L'apparition d'une nouvelle revue s'accompagne généralement de l'évocation des motifs qui animent ceux qui la lancent, d'un aperçu des circonstances qui ont permis ce lancement, et d'une profession de foi dans les objectifs qu'elle entend poursuivre. On ne dérogera pas ici à la règle.
Res Militaris est un vieux projet. Il s'agissait, et il s'agit encore, de donner à la recherche européenne en sciences sociales dans le champ militaire, au sens le plus large, un canal d'expression, et d'ouvrir ainsi un dialogue avec les revues américaines établies de longue date. Il fut d'abord envisagé, à la fin de 1996 (avec le soutien de Wilfried von Bredow, Christopher Dandeker et David Segal), sous la forme d'une revue européenne trilingue (anglais, français, allemand), sur support papier. Concours et appuis ayant longtemps fait défaut, le projet est resté plus d'une décennie dans des cartons.
La foi et la persévérance ont toutefois fini par l'emporter.
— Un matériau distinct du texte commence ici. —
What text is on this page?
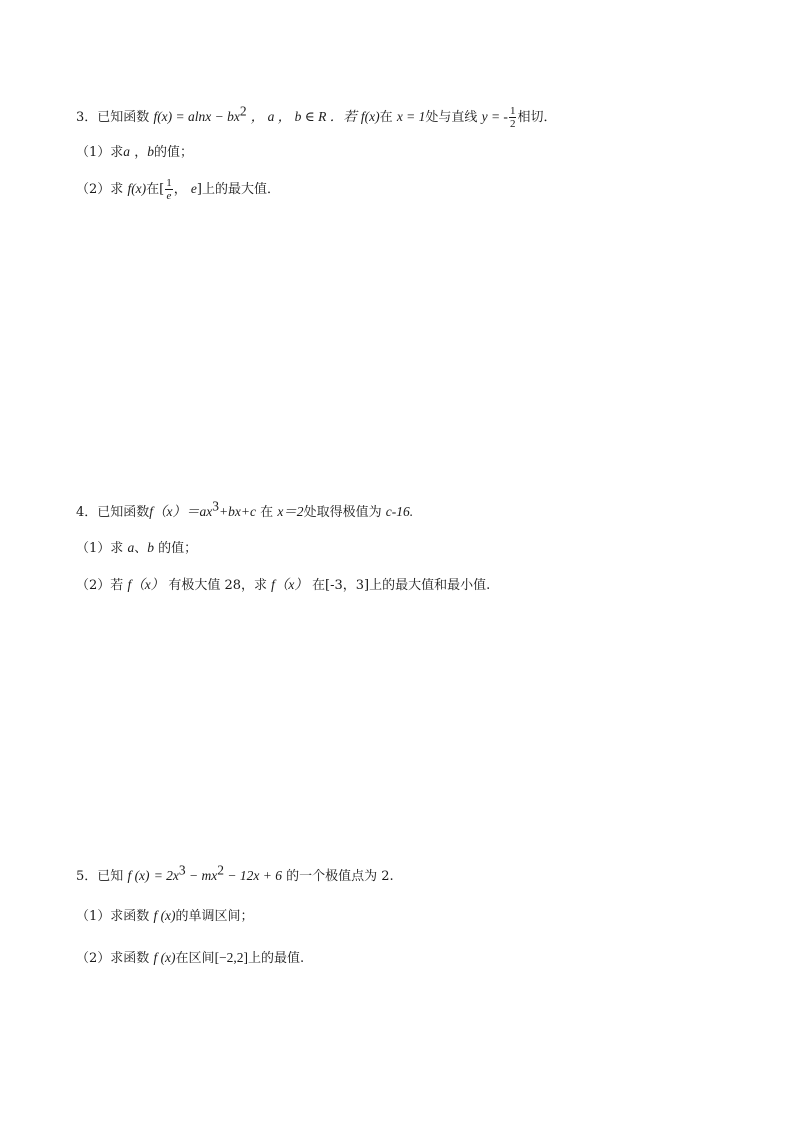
3．已知函数 $f(x) = alnx - bx^2$ ， a ， b ∈ R ．若 f(x)在 x = 1处与直线 y = - $\frac{1}{2}$ 相切．
（1）求a ，b的值；
（2）求 f(x)在[ $\frac{1}{e}$ ， e]上的最大值．
4．已知函数$f(x)=ax^3+bx+c$ 在 x＝2处取得极值为 c-16.
（1）求 a、b 的值；
（2）若 f（x） 有极大值 28，求 f（x） 在[-3，3]上的最大值和最小值.
5．已知 f $(x) = 2x^3 - mx^2 - 12x + 6$ 的一个极值点为 2.
（1）求函数 f (x)的单调区间；
（2）求函数 f (x)在区间[−2,2]上的最值.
La technologie, plus précisément la possibilité de publier sur Internet, le concours déterminé d'une ancienne doctorante, Laure Bardiès, et le soutien à son lancement de la Fondation Saint-Cyr ont changé la donne en 2009, et remis le projet sur les rails. La chance a voulu qu'une cinquantaine de personnalités venues de seize pays - universitaires, officiers, journalistes - répondent à l'appel et acceptent de constituer les comités de lecture et de patronage que requiert une revue scientifique qui se respecte. Entre-temps, l'option d'une publication trilingue avait été jugée trop lourde à porter, et la diversité linguistique réduite à l'anglais et au français. Il fut également décidé d'un rythme de publication de trois numéros par an, hors numéros thématiques spéciaux. Res Militaris sera en accès libre tant que la revue disposera des soutiens financiers nécessaires.
Le registre militaire est riche, et la revue ne s'interdira d'aborder aucune de ses facettes. Il s'agit de promouvoir la réflexion de caractère scientifique sur le rôle, la place et la légitimité de la force dans le monde contemporain, l'évolution de ses modalités de maniement, ses causes ou raisons et conséquences, et les aspects fonctionnels et sociopolitiques des institutions militaires. Revue interdisciplinaire de sciences sociales, Res Militaris propose des contributions de sociologues, de politistes, d'historiens, de géographes, d'économistes, d'anthropologues, de psychologues, de juristes, de philosophes et de spécialistes de management. Celles de praticiens ou de témoins de l'action et des organisations martiales, qu'ils soient officiers, diplomates, fonctionnaires civils nationaux et internationaux, journalistes correspondants de défense, ou cadres d'organisations non gouvernementales, sont les bienvenues.
Le lectorat ciblé est divers, et on l'espère large, au double plan géographique et socioprofessionnel. La revue s'adresse bien sûr aux universitaires spécialistes des sujets traités, et à leurs étudiants de doctorat ou de master. Elle vise aussi les cadres militaires, les journalistes, les fonctionnaires, les responsables d'organisations internationales, partis ou associations qu'intéressent ces thèmes. Au-delà, elle ambitionne de pouvoir atteindre le citoyen profane qui cherche à comprendre l'évolution du maniement de la force dans le monde où nous vivons.
Mais mieux peut-être qu'un long discours programmatique, la découverte de ce numéro inaugural permettra au lecteur de se faire une idée du propos qui est celui de Res Militaris.